[Beowulf] Checkpointing using flash

Tue Sep 25 05:19:49 PDT 2012

On 09/24/2012 12:57 PM, Andrew Holway wrote:
>> Haha, I doubt it -- probably the opposite in terms of development cost.
>>    Which is why I question the original statement on the grounds that
>> "cost" isn't well defined.  Maybe the costs just performance-wise, but
>> that's not even clear to me when we consider things at huge scales.
>
> 40 years ago an army of cheap software developers were needed to
> service a single very expensive box. Now the boxes are super cheap and
> the price for decent software developers is very high.

40 years ago the demand for this type of job was...what?  Incredibly 
limited, I'd bet, if not a downright niche (supercomputing, 
defense-related calculations, business apps, maybe a handful of other 
purposes).  And the boxes aren't super cheap because things have been 
"solved" in hardware rather than software -- the fabs for modern 
processors are much, much more expensive than they used to be, but the 
laws of sales at scale, if you will, kick in to make things cheap since 
so many want PCs.

> With hardware, you just have to solve the problem once. With this

I am totally unconvinced about this...if I solve something in software, 
don't I only need to solve it once as well, opensource my code, and 
share it?  While I agree certain things are downright destined for 
hardware (computer vision problems, arithmetic, etc), it is completely 
unclear to me that something as unsolved and as high-level as parallel 
programming for exascale computing should even be attempted to be dealt 
with in hardware.  What are you expecting the developers to code like 
then, if they cannot understand parallel programming?  Serial codes? 
Good luck finding or writing a compiler (also software) that will turn a 
serial code into a parallel code perfectly.  That's many decades down 
the line.

> Checkpointing to some kind of non volatile disk might work for some
> codes but its not a universal solution. Some MPI tricks might work for

Uhh...I think it's the opposite.  We've been discussing Checkpointing in 
this thread as a general solution that almost always works (I mean 
you're literally snapshotting your memory, I cannot think of an instance 
where that would not work), but it's not a solution that we'd like to 
continue using for most of our codes in the future.  It's just inefficient.

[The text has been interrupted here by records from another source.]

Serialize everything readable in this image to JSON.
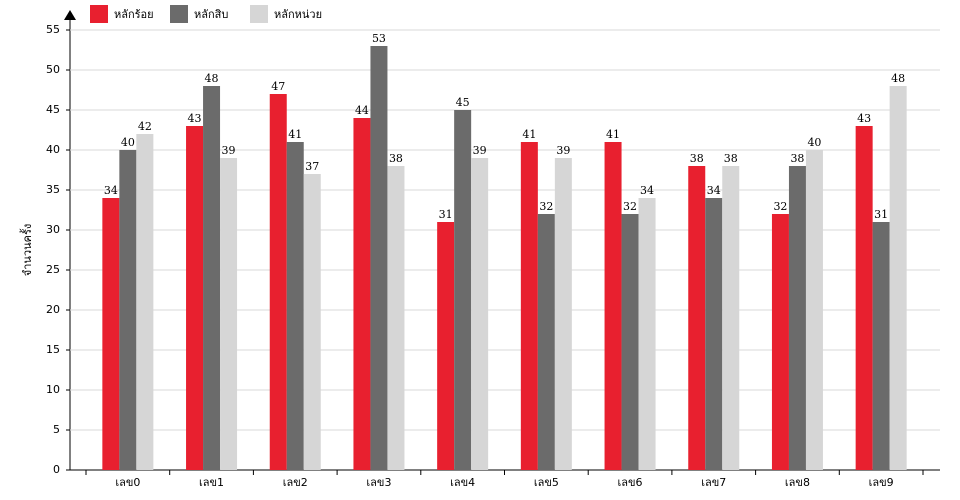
{
  "chart_data": {
    "type": "bar",
    "y_label": "จำนวนครั้ง",
    "categories": [
      "เลข0",
      "เลข1",
      "เลข2",
      "เลข3",
      "เลข4",
      "เลข5",
      "เลข6",
      "เลข7",
      "เลข8",
      "เลข9"
    ],
    "series": [
      {
        "name": "หลักร้อย",
        "color": "#e8202f",
        "values": [
          34,
          43,
          47,
          44,
          31,
          41,
          41,
          38,
          32,
          43
        ]
      },
      {
        "name": "หลักสิบ",
        "color": "#6b6b6b",
        "values": [
          40,
          48,
          41,
          53,
          45,
          32,
          32,
          34,
          38,
          31
        ]
      },
      {
        "name": "หลักหน่วย",
        "color": "#d6d6d6",
        "values": [
          42,
          39,
          37,
          38,
          39,
          39,
          34,
          38,
          40,
          48
        ]
      }
    ],
    "ylim": [
      0,
      55
    ],
    "yticks": [
      0,
      5,
      10,
      15,
      20,
      25,
      30,
      35,
      40,
      45,
      50,
      55
    ],
    "grid": true
  }
}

> another code. What about QCD codes that are almost completely I/O
> bound....I cant wrap my head around how either solution would work in
> that circumstance but then again I am not a computer scientist and
> have a moderately weak grasp on the mechanics.

What does I/O-bound or CPU-bound have to do with correctness of a 
checkpoint?  Do you mean data continues to be streamed in real-time like 
from a collider so we have to deal with that during the checkpoint?  Or 
are you referring to something else entirely?

> Its easy to underestimate the golden rule of HPC! "Never underestimate
> the crappyness of the code!". It is our task to provide a safe an
> elegant playground for our users so that this crappyness matters a bit
> less :)

On a related note (I assume a majority of your users are scientists), 
regarding your or somebody else's post a bit back about how poor 
scientists are at coding -- I've witnessed the exact opposite.  Now, 
this is going on limited experience and all, but when I interned at 
Argonne National Labs by Chicago I saw some absolutely amazing code 
written by people without a computer science background that ran on what 
was then one of the top supers in the country (Intrepid).  The point is, 
they need to get their work done, and they know just how painful and 
long poor code will be and take.  Moreover, their careers rest on the 
premise that their calculations and resultant code are correct, and they 
have deadlines like the rest of us that they have to meet, which means 
therefore their code has to complete by.  My golden rule of HPC is 
therefore quite the opposite: "Never underestimate the cleverness of 
your users."  Their code might do "weird" things, but it's simply 
because your framework wasn't adaptive enough.  I have supreme respect 
for most of the "users" I've dealt with, but as I said before, this is 
admittedly going on limited experience and I could be an exceptional case.

Best,

ellis